O presidente russo, Vladimir Putin, prolongou esta segunda-feira por outro ano o embargo alimentar que impôs ao Ocidente em 2014 em resposta às sanções que a União Europeia (UE), EUA e outros países introduziram contra a Rússia pelo seu papel no conflito ucraniano.

Putin assinou um decreto que prolonga até 31 de dezembro de 2022 a ordem que proíbe ou restringe as importações de produtos agrícolas, matérias primas e alimentos de países que apoiam as sanções contra dirigentes, bancos, empresas e petrolíferas russas, entre outros.

O decreto, aplicado à UE, EUA, Noruega, Austrália e Canadá, foi publicado no site de informação legal do Governo russo.

A primeira vez que a Rússia impôs este embargo alimentar, que é prolongado anualmente, foi em agosto de 2014, com o objetivo de "proteger a segurança da Federação russa".

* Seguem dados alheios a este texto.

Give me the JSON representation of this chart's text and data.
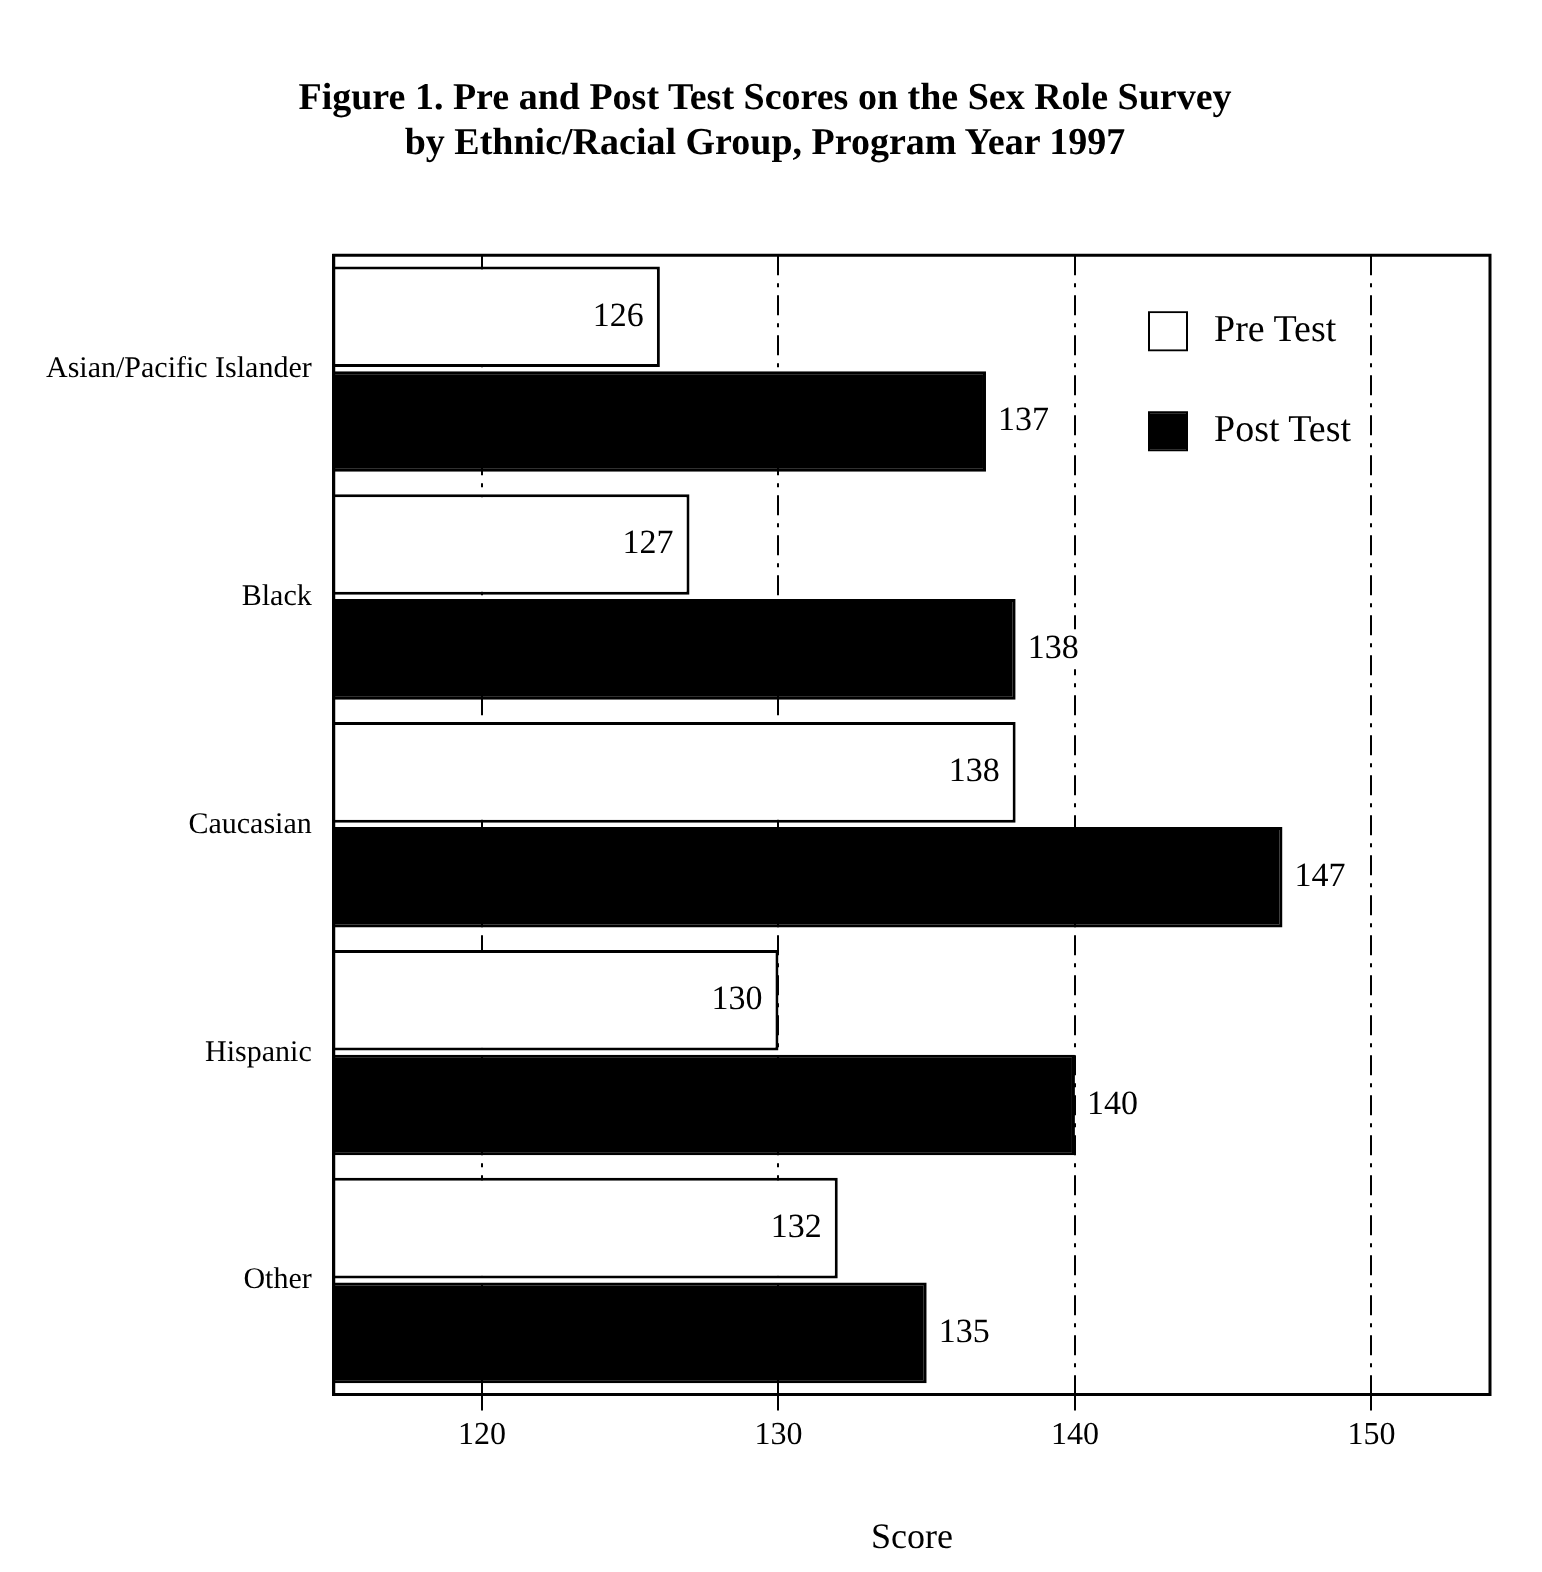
{
  "chart_data": {
    "type": "bar",
    "orientation": "horizontal",
    "title": [
      "Figure 1. Pre and Post Test Scores on the Sex Role Survey",
      "by Ethnic/Racial Group, Program Year 1997"
    ],
    "xlabel": "Score",
    "categories": [
      "Asian/Pacific Islander",
      "Black",
      "Caucasian",
      "Hispanic",
      "Other"
    ],
    "series": [
      {
        "name": "Pre Test",
        "color": "#ffffff",
        "values": [
          126,
          127,
          138,
          130,
          132
        ]
      },
      {
        "name": "Post Test",
        "color": "#000000",
        "values": [
          137,
          138,
          147,
          140,
          135
        ]
      }
    ],
    "xlim": [
      115,
      154
    ],
    "xticks": [
      120,
      130,
      140,
      150
    ],
    "grid": "x",
    "legend": "top right",
    "data_labels": true
  }
}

A decisão de Moscovo de prolongar o embargo acontece apenas dez dias depois da União Europeia (UE) ter aprovado estender por seis meses, até 15 de março de 2022, as sanções contra pessoas e entidades responsáveis de "menosprezar ou ameaçar" a integridade territorial, a soberania e independência da Ucrânia.

As medidas, que são aplicadas a 177 pessoas e 48 entidades, preveem tanto restrições de viagem como o congelamento de ativos e uma proibição de colocar fundos ou outros recursos económicos à disposição dos sancionados.